The Scott Creek extruder is designed to work with ⅛” aluminum dies, with no allowance for different thickness of dies. So plastic ones have to be made with an ⅛” flange, with the body of the die as a plug that goes into the extruder tube.
I printed the design in PLA with a 0.4mm nozzle and 0.2mm layers, with 4 walls, 20% gyroid infill, and 20% infill overlap. I chose gyroid infill, because the stresses on the die would be both compressive and bending. I was worried that the 3mm flange might not be strong enough, especially as I expected some stress raising around the inner edge of the ring that holds the die in place.

The die printed fine, with no visible blobbing and only tiny amounts of stringing, easily brushed away.
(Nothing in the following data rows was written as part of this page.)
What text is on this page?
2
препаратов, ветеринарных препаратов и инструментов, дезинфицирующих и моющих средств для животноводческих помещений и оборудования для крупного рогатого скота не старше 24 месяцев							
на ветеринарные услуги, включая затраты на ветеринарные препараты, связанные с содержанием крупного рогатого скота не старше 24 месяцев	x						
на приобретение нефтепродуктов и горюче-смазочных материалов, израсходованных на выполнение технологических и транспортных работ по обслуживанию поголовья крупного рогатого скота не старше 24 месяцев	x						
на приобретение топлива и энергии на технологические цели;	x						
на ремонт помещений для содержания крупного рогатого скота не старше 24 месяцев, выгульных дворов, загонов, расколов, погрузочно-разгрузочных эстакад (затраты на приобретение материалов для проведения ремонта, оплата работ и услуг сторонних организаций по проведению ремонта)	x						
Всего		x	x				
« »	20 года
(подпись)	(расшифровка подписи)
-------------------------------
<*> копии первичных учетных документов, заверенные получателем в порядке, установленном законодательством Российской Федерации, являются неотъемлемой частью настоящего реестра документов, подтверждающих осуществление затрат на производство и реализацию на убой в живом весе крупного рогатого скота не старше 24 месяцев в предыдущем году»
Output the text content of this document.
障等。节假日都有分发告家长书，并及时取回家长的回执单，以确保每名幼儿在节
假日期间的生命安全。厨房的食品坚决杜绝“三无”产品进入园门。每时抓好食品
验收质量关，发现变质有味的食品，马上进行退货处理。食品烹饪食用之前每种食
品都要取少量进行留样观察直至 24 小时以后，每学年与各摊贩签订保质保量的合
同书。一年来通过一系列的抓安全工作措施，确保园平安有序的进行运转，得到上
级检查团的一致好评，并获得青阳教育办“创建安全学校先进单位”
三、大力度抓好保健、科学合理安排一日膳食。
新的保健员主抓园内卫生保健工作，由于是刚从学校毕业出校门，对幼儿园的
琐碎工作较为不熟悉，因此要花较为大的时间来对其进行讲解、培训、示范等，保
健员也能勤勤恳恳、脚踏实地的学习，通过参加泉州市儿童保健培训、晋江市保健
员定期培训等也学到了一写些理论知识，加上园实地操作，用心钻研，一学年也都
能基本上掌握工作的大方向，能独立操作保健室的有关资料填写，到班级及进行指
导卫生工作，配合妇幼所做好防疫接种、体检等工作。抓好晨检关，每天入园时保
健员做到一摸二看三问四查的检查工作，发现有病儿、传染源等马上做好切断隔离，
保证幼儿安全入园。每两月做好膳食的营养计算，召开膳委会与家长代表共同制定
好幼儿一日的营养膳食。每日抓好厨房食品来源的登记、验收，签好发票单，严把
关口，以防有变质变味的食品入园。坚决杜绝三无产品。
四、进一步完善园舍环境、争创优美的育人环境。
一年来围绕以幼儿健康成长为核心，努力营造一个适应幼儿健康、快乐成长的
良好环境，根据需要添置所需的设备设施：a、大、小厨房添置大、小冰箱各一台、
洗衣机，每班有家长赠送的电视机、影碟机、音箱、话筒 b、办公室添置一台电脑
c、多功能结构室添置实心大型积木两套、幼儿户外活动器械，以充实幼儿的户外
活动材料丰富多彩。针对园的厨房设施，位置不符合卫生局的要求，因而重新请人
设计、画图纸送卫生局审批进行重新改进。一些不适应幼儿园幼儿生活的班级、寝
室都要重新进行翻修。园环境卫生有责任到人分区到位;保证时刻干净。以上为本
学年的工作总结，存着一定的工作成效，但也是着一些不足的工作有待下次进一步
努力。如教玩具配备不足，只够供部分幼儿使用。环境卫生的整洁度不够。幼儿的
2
On Tuesday, I took the die to my ceramics class and tried extruding some clay with it (I had a scrape on one of my fingers and did not want to get my hands wet practicing throwing pots). The die worked just fine and showed no damage from being used—the photo above was taken after the die was used and cleaned. So it seems that the 3mm flange is thick enough not to cause problems (at least for a few uses—I’ve no idea how long the die would last in production use, and I don’t really care). Next week I’ll trim the soap dishes, stamp them on the bottom, and leave them to dry on the greenware shelf. Trimming should not take too long, so I should have time to try throwing again.
If I design other clay-extruder dies, I think I’ll make the bevel on entrance to the die bigger, so that there is more “wedging” of the clay as it is pushed through the die. I had intended a wider bevel, but I had a bug in my OpenSCAD code, where I had used a constant “3” instead of the parameter “extend” in one function, and I had not noticed that the bevel was narrower than intended in the final STL file. Of course, there wasn’t really room on the die for more bevel (unless I made the soap dish even smaller), so perhaps the bug was not such a bad thing. I’ll have to think about how I could modify the OpenSCAD program to make the bevel large in the middle of the die, but reduce it near the edges, so that the die entrance does not get too close to the sides.